Des enseignants de la Croix-Rouge haïtiennes font les cours. Chantal Duphrézin, l'une des enseignantes qui s'occupe du groupe d'enfants les plus jeunes, a dit que de nouveaux pupitres et de nouveaux bancs, fournis par l'UNICEF, venaient juste d'arriver.
« Haïti va changer pour le mieux, nous en sommes sûrs, » a dit Chantal Duphrézin. « Nous devons nous fonder sur l'espérance. Et le changement aura lieu grâce à nos efforts... Un jour viendra où il n'y aura plus de décombres dans les rues. C'est ce que nous voulons. »
Apprendre grâce au jeu
Chantal Duphrézin nous a dit que son groupe d'enseignants est en train de développer un plan d'études qui mêle le jeu aux méthodes pédagogiques traditionnelles de manière à ce que les élèves puissent apprendre tout en s'amusant. Cette méthode psychosociale adaptée aux enfants permet de faciliter la transition lors du retour à l'école à la suite d'une situation d'urgence.
J'ai directement observé cette méthode dans les écoles sous tente où j'ai vu un groupe d'élèves sous la conduite de leur professeur en train de chanter des chansons à but pédagogique. Il était clair qu'ils s'amusaient tous tout en apprenant.

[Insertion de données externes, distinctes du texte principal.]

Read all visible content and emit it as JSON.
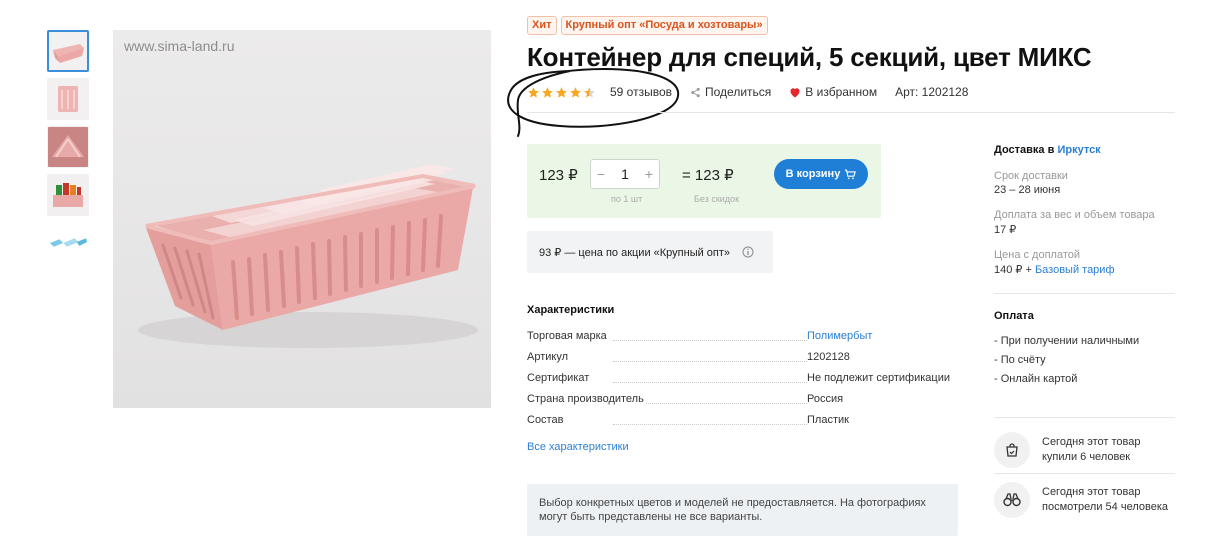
{
  "gallery": {
    "watermark": "www.sima-land.ru",
    "thumbnails": [
      "thumb-1",
      "thumb-2",
      "thumb-3",
      "thumb-4",
      "thumb-5"
    ]
  },
  "badges": [
    "Хит",
    "Крупный опт «Посуда и хозтовары»"
  ],
  "product": {
    "title": "Контейнер для специй, 5 секций, цвет МИКС",
    "rating": 4.5,
    "reviews": "59 отзывов",
    "share": "Поделиться",
    "favorite": "В избранном",
    "article": "Арт: 1202128"
  },
  "buy": {
    "price": "123 ₽",
    "qty": "1",
    "minus": "−",
    "plus": "+",
    "per_unit": "по 1 шт",
    "total": "= 123 ₽",
    "no_discount": "Без скидок",
    "cart_label": "В корзину"
  },
  "promo": {
    "text": "93 ₽ — цена по акции «Крупный опт»"
  },
  "characteristics": {
    "title": "Характеристики",
    "rows": [
      {
        "key": "Торговая марка",
        "value": "Полимербыт"
      },
      {
        "key": "Артикул",
        "value": "1202128"
      },
      {
        "key": "Сертификат",
        "value": "Не подлежит сертификации"
      },
      {
        "key": "Страна производитель",
        "value": "Россия"
      },
      {
        "key": "Состав",
        "value": "Пластик"
      }
    ],
    "all_link": "Все характеристики"
  },
  "notice": "Выбор конкретных цветов и моделей не предоставляется. На фотографиях могут быть представлены не все варианты.",
  "delivery": {
    "title_prefix": "Доставка в",
    "city": "Иркутск",
    "term_label": "Срок доставки",
    "term_value": "23 – 28 июня",
    "extra_label": "Доплата за вес и объем товара",
    "extra_value": "17 ₽",
    "price_label": "Цена с доплатой",
    "price_value": "140 ₽ +",
    "tariff": "Базовый тариф"
  },
  "payment": {
    "title": "Оплата",
    "items": [
      "- При получении наличными",
      "- По счёту",
      "- Онлайн картой"
    ]
  },
  "stats": {
    "bought_line1": "Сегодня этот товар",
    "bought_line2": "купили 6 человек",
    "viewed_line1": "Сегодня этот товар",
    "viewed_line2": "посмотрели 54 человека"
  },
  "colors": {
    "accent_blue": "#1f7fd6",
    "link_blue": "#2a7fd4",
    "star_orange": "#f7a823",
    "buy_panel_bg": "#ebf7e6",
    "badge_orange": "#d9541e",
    "heart_red": "#e3262f"
  }
}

Par la suite, j'ai abordé une fille du nom de Matsaika, âgée de 12 ans et qui était tranquillement en train de peindre à son bureau. Matsaika vit aujourd'hui dans un camp pour déplacés de Carrefour. « Quand je serai grande, je voudrais être infirmière pour soigner les autres, » m'a t-elle dit en ajoutant : « Je suis très heureuse dans cette école. »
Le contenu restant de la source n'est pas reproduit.